Separately, Congress has not yet passed the Senate-backed Bipartisan Infrastructure Plan and the $3.5 trillion tax-and-spend, social safety-net budget reconciliation plan. Speaker Nancy Pelosi missed the self-imposed September 27th deadline to pass the bipartisan deal after competing Moderate and Progressive factions couldn’t agree over whether to pass it before the Senate first passes the reconciliation plan.

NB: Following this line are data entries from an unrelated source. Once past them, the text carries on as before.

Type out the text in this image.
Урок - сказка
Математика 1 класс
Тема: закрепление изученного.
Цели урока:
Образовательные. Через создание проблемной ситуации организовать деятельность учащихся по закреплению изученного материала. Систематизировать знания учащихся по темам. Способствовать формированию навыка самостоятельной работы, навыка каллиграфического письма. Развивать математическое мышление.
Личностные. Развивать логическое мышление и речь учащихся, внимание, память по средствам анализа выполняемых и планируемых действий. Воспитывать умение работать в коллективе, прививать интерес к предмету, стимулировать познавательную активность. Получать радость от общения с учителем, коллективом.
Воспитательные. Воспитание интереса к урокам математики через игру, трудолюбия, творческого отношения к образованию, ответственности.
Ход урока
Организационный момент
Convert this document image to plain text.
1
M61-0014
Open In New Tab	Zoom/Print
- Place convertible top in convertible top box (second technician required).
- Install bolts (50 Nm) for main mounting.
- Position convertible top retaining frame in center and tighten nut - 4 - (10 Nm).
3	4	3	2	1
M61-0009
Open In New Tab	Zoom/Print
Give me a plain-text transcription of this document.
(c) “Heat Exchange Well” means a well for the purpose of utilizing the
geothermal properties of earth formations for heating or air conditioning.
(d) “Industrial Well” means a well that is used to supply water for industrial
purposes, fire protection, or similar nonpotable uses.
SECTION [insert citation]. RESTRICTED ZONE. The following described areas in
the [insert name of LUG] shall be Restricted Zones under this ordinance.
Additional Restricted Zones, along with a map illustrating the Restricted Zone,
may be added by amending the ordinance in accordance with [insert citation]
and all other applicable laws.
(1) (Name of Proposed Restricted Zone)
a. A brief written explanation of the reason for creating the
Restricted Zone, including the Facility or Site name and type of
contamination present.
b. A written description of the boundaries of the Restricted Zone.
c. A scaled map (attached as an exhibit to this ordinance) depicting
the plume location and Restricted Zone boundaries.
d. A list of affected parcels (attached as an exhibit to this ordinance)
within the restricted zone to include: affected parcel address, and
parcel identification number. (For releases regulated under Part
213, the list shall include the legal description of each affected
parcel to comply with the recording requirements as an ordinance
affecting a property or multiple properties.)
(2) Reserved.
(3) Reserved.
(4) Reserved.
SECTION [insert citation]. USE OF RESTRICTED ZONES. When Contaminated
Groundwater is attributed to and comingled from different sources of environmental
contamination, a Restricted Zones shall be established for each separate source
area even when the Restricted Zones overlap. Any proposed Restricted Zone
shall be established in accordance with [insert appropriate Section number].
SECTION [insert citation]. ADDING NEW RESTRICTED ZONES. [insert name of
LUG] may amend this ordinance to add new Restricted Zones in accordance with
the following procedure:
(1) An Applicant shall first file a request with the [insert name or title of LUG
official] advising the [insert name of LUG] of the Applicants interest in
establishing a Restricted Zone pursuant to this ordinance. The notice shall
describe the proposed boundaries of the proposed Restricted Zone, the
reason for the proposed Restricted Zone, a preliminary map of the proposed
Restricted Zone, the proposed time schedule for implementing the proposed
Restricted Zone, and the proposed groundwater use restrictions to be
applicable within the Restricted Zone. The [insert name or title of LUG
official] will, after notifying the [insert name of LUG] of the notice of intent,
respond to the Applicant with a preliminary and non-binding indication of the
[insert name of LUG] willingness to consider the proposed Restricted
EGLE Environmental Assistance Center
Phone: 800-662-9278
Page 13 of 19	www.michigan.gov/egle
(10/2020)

Those intra-party fractures were heightened when moderate Senators Joe Manchin (D-WV) and Kyrsten Sinema (D-AZ) demanded that the $3.5 trillion reconciliation bill be cut by over half its amount. President Biden travelled to the Hill last week in hopes of easing the divide, but to no avail. Instead, lawmakers passed a 30-day extension of surface transportation funding in the hopes that a broader agreement can later be reached.
HAPPENING ON THE HILL
The House and Senate will conduct numerous hearings this week. One that will attract several headlines is the House Oversight and Reform Committee’s hearing on Arizona’s controversial election audit, which recently re-affirmed President Biden’s 2020 victory by an even larger margin than previously counted. Others include:
- The Banking, Housing, and Urban Affairs Committee, which will consider the broad effects of the Taliban’s takeover in Afghanistan;
- The Commerce, Science, and Transportation Committee’s Consumer Protection, Production Safety, and Date Security Subcommittee, which will hear testimony from the Facebook Whistleblower, Frances Haugen; and
- The Judiciary Committee, which will discuss renewing the Violence Against Women Act and will continue considering voting rights legislation.
Becker’s Federal Lobbying Team will continue to monitor these developments as they evolve and will share with you as soon as information becomes available.